The update method of the Table class is equivalent to the UPDATE table_name statement used in standard sql.

# Generates a `LazyExpression` object which can be executed using the `execute` method
update_expr = table_employee.update(
    set_={"age": table_employee["age"] + 1},
    where=table_employee["id"] == 1,
)

# Executes the update statement
update_expr.execute()

# Show the result
table_employee.show()

Output:

+----+--------+-----------+-----+----------+
| id | fname  |   lname   | age | store_id | 
+----+--------+-----------+-----+----------+
| 1  |  Jack  |  Shephard |  38 |    1     |
| 2  |  John  |   Locke   |  65 |    2     |
| 3  |  Kate  |   Austen  |  37 |    3     |
| 4  | Claire | Littleton |  27 |    1     |
| 5  |  Hugo  |   Reyes   |  29 |    3     |
+----+--------+-----------+-----+----------+

Delete Statement

The delete method of the Table class is equivalent to the DELETE FROM table_name statement used in standard sql.

# Generates a `LazyExpression` object which can be executed using the `execute` method
delete_expr = table_employee.delete(
    where=table_employee["id"] == 1,
)

# Executes the delete statement
delete_expr.execute()

# Show the result
table_employee.show()

Output:

+----+--------+-----------+-----+----------+
| id | fname  |   lname   | age | store_id | 
+----+--------+-----------+-----+----------+
| 2  |  John  |   Locke   |  65 |    2     |
| 3  |  Kate  |   Austen  |  37 |    3     |
| 4  | Claire | Littleton |  27 |    1     |
| 5  |  Hugo  |   Reyes   |  29 |    3     |
+----+--------+-----------+-----+----------+

Merge Statement

The merge method of the Table class is equivalent to the MERGE INTO table_name statement used in some sql engines.
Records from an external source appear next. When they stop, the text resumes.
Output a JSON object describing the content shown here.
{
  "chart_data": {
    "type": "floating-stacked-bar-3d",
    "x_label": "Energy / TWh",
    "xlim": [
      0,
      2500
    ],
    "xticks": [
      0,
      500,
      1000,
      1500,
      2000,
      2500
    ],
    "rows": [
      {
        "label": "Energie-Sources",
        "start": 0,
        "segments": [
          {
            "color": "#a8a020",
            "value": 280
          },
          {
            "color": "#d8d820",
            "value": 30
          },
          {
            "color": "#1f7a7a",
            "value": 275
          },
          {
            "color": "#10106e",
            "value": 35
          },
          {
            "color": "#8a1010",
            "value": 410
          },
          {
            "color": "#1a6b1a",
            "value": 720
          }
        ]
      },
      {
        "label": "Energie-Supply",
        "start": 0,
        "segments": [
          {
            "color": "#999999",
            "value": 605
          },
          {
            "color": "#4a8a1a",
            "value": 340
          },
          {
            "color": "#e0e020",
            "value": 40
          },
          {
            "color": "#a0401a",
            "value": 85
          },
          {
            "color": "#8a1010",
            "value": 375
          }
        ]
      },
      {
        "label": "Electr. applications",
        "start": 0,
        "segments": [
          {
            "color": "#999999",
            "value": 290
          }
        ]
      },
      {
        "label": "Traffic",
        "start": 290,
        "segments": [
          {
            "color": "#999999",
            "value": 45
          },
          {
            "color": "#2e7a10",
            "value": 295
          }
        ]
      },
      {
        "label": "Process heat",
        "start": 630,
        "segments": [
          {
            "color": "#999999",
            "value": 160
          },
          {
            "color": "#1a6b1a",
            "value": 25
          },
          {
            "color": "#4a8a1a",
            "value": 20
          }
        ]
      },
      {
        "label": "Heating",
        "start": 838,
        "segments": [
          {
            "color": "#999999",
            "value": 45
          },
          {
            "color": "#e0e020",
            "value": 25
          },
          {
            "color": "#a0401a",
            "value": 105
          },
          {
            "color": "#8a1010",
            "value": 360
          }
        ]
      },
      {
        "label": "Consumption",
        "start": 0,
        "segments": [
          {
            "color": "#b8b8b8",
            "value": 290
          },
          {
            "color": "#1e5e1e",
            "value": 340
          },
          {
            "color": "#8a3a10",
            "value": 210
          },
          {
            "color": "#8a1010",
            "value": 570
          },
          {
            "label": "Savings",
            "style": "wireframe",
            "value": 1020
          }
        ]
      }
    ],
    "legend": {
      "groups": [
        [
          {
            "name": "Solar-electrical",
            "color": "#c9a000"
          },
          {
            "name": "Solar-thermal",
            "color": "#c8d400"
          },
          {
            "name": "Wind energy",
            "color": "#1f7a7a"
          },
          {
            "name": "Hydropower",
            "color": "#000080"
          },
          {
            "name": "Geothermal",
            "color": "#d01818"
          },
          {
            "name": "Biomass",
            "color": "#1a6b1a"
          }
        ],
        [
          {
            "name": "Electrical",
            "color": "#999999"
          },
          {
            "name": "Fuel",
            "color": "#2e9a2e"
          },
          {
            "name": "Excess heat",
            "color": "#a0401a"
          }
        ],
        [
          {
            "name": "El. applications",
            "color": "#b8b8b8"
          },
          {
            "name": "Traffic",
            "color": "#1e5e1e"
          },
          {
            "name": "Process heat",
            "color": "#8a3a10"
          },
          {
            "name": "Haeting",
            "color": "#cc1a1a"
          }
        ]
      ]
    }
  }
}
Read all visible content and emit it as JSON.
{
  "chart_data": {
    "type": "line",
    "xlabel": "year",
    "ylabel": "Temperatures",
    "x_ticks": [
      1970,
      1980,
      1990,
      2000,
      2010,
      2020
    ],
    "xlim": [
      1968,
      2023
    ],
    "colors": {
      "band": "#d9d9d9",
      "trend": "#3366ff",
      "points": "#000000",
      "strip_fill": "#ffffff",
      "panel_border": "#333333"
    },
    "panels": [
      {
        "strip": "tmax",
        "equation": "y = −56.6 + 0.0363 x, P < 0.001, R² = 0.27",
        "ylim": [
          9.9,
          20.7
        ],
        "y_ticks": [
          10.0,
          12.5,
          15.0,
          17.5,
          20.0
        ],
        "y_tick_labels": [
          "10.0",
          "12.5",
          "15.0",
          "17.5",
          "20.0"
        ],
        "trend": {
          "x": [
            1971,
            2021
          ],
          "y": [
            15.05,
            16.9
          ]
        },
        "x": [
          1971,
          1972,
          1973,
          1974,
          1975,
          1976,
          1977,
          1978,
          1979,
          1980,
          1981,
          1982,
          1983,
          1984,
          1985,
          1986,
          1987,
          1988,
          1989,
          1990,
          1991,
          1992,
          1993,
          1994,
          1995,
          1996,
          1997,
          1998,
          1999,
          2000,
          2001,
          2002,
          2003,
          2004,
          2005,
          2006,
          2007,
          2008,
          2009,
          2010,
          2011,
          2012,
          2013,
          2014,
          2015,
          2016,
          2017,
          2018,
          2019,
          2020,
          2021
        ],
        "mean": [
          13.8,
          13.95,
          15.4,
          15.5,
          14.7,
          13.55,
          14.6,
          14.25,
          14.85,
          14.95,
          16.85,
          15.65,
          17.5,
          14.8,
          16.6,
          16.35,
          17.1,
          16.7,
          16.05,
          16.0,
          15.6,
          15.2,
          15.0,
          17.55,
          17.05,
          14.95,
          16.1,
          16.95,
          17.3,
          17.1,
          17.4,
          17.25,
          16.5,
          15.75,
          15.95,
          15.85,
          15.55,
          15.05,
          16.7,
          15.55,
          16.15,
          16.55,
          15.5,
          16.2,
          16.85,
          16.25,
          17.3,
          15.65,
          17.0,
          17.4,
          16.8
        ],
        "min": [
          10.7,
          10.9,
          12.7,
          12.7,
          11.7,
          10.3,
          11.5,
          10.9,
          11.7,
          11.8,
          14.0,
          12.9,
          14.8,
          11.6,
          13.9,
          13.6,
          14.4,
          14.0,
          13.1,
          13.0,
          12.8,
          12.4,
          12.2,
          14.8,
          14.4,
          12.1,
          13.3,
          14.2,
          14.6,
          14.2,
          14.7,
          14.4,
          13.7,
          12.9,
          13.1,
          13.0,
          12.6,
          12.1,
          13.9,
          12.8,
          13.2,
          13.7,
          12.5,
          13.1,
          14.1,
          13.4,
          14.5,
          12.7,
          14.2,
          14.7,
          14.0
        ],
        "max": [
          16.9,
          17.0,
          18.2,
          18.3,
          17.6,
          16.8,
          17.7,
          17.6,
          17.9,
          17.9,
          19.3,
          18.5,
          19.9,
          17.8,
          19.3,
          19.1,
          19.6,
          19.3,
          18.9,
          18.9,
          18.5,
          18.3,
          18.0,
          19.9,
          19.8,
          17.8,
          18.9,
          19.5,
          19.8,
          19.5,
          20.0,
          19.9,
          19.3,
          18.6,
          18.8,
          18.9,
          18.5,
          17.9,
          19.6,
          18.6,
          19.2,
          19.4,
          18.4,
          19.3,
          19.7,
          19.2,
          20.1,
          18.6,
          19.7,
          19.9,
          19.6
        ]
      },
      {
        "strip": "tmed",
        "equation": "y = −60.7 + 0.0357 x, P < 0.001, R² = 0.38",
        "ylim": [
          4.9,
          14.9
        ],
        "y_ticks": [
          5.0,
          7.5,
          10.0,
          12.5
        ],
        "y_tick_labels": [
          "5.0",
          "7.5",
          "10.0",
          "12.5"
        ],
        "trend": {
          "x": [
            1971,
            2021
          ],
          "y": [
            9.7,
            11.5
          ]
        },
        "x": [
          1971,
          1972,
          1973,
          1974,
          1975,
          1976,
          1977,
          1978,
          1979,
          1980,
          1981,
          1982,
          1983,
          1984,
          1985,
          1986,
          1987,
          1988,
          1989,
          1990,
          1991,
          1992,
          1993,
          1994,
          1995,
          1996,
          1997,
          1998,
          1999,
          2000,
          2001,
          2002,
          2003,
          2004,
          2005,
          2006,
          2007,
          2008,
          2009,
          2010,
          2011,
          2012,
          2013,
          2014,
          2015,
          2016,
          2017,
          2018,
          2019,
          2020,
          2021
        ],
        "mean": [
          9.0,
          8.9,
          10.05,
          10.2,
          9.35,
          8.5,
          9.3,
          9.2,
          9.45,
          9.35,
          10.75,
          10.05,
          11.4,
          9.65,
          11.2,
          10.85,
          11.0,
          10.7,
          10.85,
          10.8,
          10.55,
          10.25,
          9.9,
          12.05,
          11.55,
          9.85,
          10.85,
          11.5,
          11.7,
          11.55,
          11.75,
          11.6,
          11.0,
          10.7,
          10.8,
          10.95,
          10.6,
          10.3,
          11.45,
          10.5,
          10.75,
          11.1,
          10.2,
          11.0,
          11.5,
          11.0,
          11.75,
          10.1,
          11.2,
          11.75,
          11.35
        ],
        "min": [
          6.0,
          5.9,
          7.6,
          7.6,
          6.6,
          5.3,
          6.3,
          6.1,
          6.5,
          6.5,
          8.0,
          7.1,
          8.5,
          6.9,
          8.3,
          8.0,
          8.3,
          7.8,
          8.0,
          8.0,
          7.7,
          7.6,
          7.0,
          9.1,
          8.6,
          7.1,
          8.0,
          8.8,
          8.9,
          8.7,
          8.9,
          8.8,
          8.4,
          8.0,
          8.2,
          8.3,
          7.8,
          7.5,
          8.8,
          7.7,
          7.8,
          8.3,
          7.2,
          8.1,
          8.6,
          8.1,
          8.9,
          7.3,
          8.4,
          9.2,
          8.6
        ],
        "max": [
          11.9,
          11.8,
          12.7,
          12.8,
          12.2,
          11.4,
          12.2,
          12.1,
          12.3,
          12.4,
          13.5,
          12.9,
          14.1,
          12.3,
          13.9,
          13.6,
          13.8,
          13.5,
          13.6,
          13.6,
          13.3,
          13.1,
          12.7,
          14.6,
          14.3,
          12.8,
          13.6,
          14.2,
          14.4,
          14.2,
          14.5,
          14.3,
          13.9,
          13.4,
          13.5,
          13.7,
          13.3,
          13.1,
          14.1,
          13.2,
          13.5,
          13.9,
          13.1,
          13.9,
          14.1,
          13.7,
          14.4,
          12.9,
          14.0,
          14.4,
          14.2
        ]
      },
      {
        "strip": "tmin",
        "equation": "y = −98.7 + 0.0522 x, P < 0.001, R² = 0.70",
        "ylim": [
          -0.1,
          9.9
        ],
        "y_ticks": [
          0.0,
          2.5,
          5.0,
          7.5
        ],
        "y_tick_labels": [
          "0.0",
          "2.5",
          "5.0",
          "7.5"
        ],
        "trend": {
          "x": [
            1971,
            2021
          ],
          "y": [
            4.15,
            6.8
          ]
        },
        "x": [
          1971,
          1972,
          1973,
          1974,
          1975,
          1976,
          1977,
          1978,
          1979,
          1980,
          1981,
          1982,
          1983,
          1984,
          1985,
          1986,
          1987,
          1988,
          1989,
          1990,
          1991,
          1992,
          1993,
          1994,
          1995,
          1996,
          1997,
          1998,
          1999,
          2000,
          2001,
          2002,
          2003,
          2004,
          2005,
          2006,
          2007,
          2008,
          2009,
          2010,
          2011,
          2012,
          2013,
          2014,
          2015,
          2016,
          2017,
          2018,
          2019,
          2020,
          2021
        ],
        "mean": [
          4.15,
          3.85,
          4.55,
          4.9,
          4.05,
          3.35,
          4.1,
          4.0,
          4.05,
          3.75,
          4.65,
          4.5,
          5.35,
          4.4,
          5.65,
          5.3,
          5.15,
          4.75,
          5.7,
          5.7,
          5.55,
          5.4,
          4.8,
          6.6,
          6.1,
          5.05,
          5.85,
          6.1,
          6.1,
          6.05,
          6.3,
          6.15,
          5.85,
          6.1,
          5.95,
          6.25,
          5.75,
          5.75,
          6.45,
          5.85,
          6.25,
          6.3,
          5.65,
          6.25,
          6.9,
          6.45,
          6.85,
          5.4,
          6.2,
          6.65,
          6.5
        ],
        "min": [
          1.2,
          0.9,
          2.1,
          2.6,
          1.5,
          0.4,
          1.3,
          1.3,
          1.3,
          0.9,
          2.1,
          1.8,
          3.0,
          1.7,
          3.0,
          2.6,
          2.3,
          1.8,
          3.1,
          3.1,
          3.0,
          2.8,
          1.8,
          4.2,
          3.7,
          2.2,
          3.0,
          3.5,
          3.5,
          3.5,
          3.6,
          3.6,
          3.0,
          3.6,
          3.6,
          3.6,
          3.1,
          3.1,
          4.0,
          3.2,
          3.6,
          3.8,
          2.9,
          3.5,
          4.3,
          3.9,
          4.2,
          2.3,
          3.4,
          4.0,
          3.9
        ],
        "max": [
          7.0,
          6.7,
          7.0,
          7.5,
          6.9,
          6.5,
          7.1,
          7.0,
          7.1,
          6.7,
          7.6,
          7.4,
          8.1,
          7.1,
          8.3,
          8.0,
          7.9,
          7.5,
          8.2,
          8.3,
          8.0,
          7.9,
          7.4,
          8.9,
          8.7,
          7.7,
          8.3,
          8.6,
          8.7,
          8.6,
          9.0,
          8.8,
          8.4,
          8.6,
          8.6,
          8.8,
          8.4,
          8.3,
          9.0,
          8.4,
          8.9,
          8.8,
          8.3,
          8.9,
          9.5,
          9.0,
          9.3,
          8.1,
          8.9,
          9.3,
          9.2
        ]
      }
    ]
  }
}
df_new_employee = session.createDataFrame(
    [
        {"id": 1, "fname": "Jack", "lname": "Shephard", "age": 38, "store_id": 1, "delete": False},
        {"id": 2, "fname": "Cate", "lname": "Austen", "age": 39, "store_id": 5, "delete": False},
        {"id": 5, "fname": "Ugo", "lname": "Reyes", "age": 29, "store_id": 3, "delete": True},
        {"id": 6, "fname": "Sun-Hwa", "lname": "Kwon", "age": 27, "store_id": 5, "delete": False},
    ]
)

# Generates a `LazyExpression` object which can be executed using the `execute` method
merge_expr = table_employee.merge(
    df_new_employee,
    condition=table_employee["id"] == df_new_employee["id"],
    clauses=[
        WhenMatched(condition=table_employee["fname"] == df_new_employee["fname"]).update(
            set_={
                "age": df_new_employee["age"],
            }
        ),
        WhenMatched(condition=df_new_employee["delete"]).delete(),
        WhenNotMatched().insert(
            values={
                "id": df_new_employee["id"],
                "fname": df_new_employee["fname"],
                "lname": df_new_employee["lname"],
                "age": df_new_employee["age"],
                "store_id": df_new_employee["store_id"],
            }
        ),
    ],
)

# Executes the merge statement
merge_expr.execute()

# Show the result
table_employee.show()

Output:

+----+---------+-----------+-----+----------+
| id | fname   |   lname   | age | store_id | 
+----+---------+-----------+-----+----------+
| 1  |  Jack   |  Shephard |  38 |    1     |
| 2  |  John   |   Locke   |  65 |    2     |
| 3  |  Kate   |   Austen  |  37 |    3     |
| 4  | Claire  | Littleton |  27 |    1     |
| 6  | Sun-Hwa |   Kwon    |  27 |    5     |
+----+---------+-----------+-----+----------+

Some engines like BigQuery support an extra clause inside the merge statement which is WHEN NOT MATCHED BY SOURCE THEN DELETE.

df_new_employee = session.createDataFrame(
    [
        {"id": 1, "fname": "Jack", "lname": "Shephard", "age": 38, "store_id": 1},
        {"id": 2, "fname": "Cate", "lname": "Austen", "age": 39, "store_id": 5},
        {"id": 5, "fname": "Hugo", "lname": "Reyes", "age": 29, "store_id": 3},
        {"id": 6, "fname": "Sun-Hwa", "lname": "Kwon", "age": 27, "store_id": 5},
    ]
)

# Generates a `LazyExpression` object which can be executed using the `execute` method
merge_expr = table_employee.merge(
    df_new_employee,
    condition=table_employee["id"] == df_new_employee["id"],
    clauses=[
        WhenMatched(condition=table_employee["fname"] == df_new_employee["fname"]).update(
            set_={
                "age": df_new_employee["age"],
            }
        ),
        WhenNotMatched().insert(
            values={
                "id": df_new_employee["id"],
                "fname": df_new_employee["fname"],
                "lname": df_new_employee["lname"],
                "age": df_new_employee["age"],
                "store_id": df_new_employee["store_id"],
            }
        ),
        WhenNotMatchedBySource().delete(),
    ],
)

# Executes the merge statement
merge_expr.execute()

# Show the result
table_employee.show()

Output:

+----+---------+-----------+-----+----------+
| id | fname   |   lname   | age | store_id | 
+----+---------+-----------+-----+----------+
| 1  |  Jack   |  Shephard |  38 |    1     |
| 2  |  John   |   Locke   |  65 |    2     |
| 5  |  Hugo   |   Reyes   |  29 |    3     |
| 6  | Sun-Hwa |   Kwon    |  27 |    5     |
+----+---------+-----------+-----+----------+